Quando abbiamo girato il film, volevamo contrastare l’idea di bellezza esteriore che proponeva la tv – e ancor di più oggi la rete – attraverso stereotipi fatti di corpi perfetti, esaltati nei reality che di reale non hanno niente. Quegli schemi di bellezza, privi di poesia, hanno prodotto degenerazioni importanti; pensiamo agli adolescenti che non hanno un buon rapporto col proprio corpo, che si spingono fino al suicidio perché non si sentono belli. Abbiamo voluto evidenziare questa contrapposizione in alcune scene. Ad esempio quando la poetica di Marino, che si ispira ai grandi della letteratura e del teatro, si scontra con gli schemi della ex fidanzata, soubrette che partecipa a un reality perché è così che va il mondo.
Un altro grande “protagonista” di questo film di cui vorrei parlare con lei è il teatro, la grande passione di Anna e dei suoi compagni. Nel film, la maggior parte di loro ha percorso strade diverse e chi aveva insistito con il teatro sembra essere condannato alla fame. Quindi un teatro con tanti rimpianti, ma anche con quel “sacro fuoco dell’arte” che nemmeno la morte sembra spegnere.

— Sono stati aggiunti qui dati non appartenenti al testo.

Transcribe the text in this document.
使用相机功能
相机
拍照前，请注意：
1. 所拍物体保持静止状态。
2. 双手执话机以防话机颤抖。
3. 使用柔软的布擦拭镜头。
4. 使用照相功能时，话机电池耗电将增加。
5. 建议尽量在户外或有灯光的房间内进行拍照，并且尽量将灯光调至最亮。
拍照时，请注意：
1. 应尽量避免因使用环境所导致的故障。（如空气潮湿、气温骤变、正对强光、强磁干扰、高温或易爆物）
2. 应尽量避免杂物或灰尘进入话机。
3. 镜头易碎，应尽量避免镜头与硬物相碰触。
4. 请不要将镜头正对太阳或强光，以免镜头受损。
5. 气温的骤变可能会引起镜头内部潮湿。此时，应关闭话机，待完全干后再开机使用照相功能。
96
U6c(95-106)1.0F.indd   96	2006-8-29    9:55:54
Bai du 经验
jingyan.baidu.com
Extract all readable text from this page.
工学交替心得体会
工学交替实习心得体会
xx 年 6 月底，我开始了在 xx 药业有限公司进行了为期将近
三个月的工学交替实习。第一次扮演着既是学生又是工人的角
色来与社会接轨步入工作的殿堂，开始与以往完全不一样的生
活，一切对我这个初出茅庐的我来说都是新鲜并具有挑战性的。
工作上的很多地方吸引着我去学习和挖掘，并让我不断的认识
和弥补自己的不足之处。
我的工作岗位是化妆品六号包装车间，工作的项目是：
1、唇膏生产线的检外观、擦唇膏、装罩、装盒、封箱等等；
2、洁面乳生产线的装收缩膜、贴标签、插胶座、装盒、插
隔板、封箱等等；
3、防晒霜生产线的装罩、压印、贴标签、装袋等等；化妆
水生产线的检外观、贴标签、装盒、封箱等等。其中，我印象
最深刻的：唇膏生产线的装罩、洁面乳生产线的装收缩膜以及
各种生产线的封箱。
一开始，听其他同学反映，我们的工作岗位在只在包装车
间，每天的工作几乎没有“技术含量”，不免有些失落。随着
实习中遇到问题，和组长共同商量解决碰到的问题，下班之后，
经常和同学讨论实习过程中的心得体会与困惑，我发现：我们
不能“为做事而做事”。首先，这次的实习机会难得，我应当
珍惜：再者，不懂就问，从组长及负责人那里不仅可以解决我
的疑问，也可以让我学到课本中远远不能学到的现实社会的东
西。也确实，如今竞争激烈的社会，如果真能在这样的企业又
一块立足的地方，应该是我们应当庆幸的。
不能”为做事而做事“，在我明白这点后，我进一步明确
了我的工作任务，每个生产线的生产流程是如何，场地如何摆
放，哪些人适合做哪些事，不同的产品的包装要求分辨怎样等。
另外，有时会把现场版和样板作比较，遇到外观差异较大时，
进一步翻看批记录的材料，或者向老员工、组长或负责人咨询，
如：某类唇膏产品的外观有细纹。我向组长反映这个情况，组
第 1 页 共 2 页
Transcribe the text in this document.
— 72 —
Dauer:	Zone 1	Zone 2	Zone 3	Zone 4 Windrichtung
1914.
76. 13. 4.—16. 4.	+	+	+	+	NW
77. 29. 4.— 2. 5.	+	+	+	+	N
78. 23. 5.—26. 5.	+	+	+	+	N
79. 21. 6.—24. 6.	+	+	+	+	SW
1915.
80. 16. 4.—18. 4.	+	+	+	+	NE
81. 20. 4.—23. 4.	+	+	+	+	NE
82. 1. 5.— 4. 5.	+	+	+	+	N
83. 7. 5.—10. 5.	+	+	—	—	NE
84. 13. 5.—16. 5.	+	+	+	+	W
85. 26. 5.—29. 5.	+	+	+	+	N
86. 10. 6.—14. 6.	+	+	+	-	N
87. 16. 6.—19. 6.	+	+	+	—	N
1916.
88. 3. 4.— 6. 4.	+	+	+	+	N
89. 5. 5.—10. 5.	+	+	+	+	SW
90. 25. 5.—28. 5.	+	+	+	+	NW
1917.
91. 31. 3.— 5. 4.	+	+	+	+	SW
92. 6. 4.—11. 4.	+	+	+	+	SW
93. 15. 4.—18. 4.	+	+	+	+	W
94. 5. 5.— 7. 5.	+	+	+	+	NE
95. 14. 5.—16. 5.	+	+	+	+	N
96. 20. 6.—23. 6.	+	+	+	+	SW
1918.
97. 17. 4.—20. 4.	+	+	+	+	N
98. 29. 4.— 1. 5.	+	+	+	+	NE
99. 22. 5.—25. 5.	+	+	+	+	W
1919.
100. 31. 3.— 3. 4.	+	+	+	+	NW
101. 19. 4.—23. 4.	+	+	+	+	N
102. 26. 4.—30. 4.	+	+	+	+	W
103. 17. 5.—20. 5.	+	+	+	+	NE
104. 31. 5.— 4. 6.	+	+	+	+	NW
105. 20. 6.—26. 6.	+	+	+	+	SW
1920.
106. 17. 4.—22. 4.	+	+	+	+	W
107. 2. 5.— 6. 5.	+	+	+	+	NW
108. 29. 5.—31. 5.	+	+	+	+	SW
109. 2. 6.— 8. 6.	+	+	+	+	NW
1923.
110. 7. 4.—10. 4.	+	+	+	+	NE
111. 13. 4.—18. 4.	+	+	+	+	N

Il teatro è il grande rimpianto di tutto il film. Sia io che Francesco Tripodi, così come buona parte del cast, veniamo dal teatro. Io negli anni ’90 ho fatto più di 8 regie teatrali, ho scritto tanto per il teatro. L’idea del film inizia a prendere corpo dall’incontro con Francesco, che aveva una compagnia amatoriale. Questa è un po’ la loro storia, nel film, poi, molto romanzata. Il teatro è rimasto un grande rimpianto per la nostra generazione, perché l’abbiamo visto morire. Noi ne siamo usciti soltanto con le ossa un po’ rotte. Dico soltanto perché c’è stato anche chi pur di inseguire un sogno si è fortemente indebitato. In Italia purtroppo c’è stato un regresso: non si producono molte opere teatrali, si legge sempre meno e la responsabilità è della cattiva gestione dei fondi pubblici, che non ha premiato i veri talenti. Questo è il grande rimpianto dentro il film; ma questa è anche la nostra speranza, la speranza, cioè, di poter continuare a fare ciò che ci mantiene sempre giovani.
E veniamo a Napoli, altro grande “protagonista” del film. Napoli mette paura e allegria, dice un attore. Qual è secondo lei il vero volto di Napoli?
Da quando è stato scritto, nel 2008, il film è stato proposto in diverse sedi per ottenere dei finanziamenti. La prima volta che l’abbiamo presentato in commissione ministeriale era in competizione con Gomorra che dà una visione di Napoli, purtroppo reale, ma fatta solo di camorra, di violenza. Noi volevamo raccontare il vero volto di Napoli, quello che rappresenta la maggioranza: colta, operosa, talentuosa, cosmopolita, di alto profilo. Oggi, a qualche anno di distanza, è ancora più bella, più pulita, più accogliente e finalmente si comincia a parlare di Napoli come città d’arte. In questo noi siamo stati forse profetici, perché abbiamo visto la bellezza di Napoli quando altri vedevano solo violenza. Io, da giornalista, mi sono occupata anche di Maggio dei Monumenti a Napoli. Ricordo che c’era un programma di altissimo livello culturale e come responsabile dell’ufficio stampa volevo promuovere questi eventi, ma spesso mi sono sentita dire che Napoli faceva notizia solo quando c’era il morto. Napoli è altro. Io credo, che il vero volto di Napoli sia ben rappresentato da Francesco Tripodi. Con me è stato sceneggiatore in questo film, ma è anche il produttore e uno degli interpreti. È stato eccezionale perché si è dato da fare per trovare i finanziamenti, aveva sempre il pensiero di gestire bene, stava attento che tutti venissero puntualmente pagati. Alcuni dei suoi veri affanni sono stati “rubati” e inseriti nella pellicola. Ecco, lui è un vero napoletano, e ovviamente non è un camorrista.
Ora che conosciamo tutti i “protagonisti”, siamo davvero pronti per “La sera della prima”!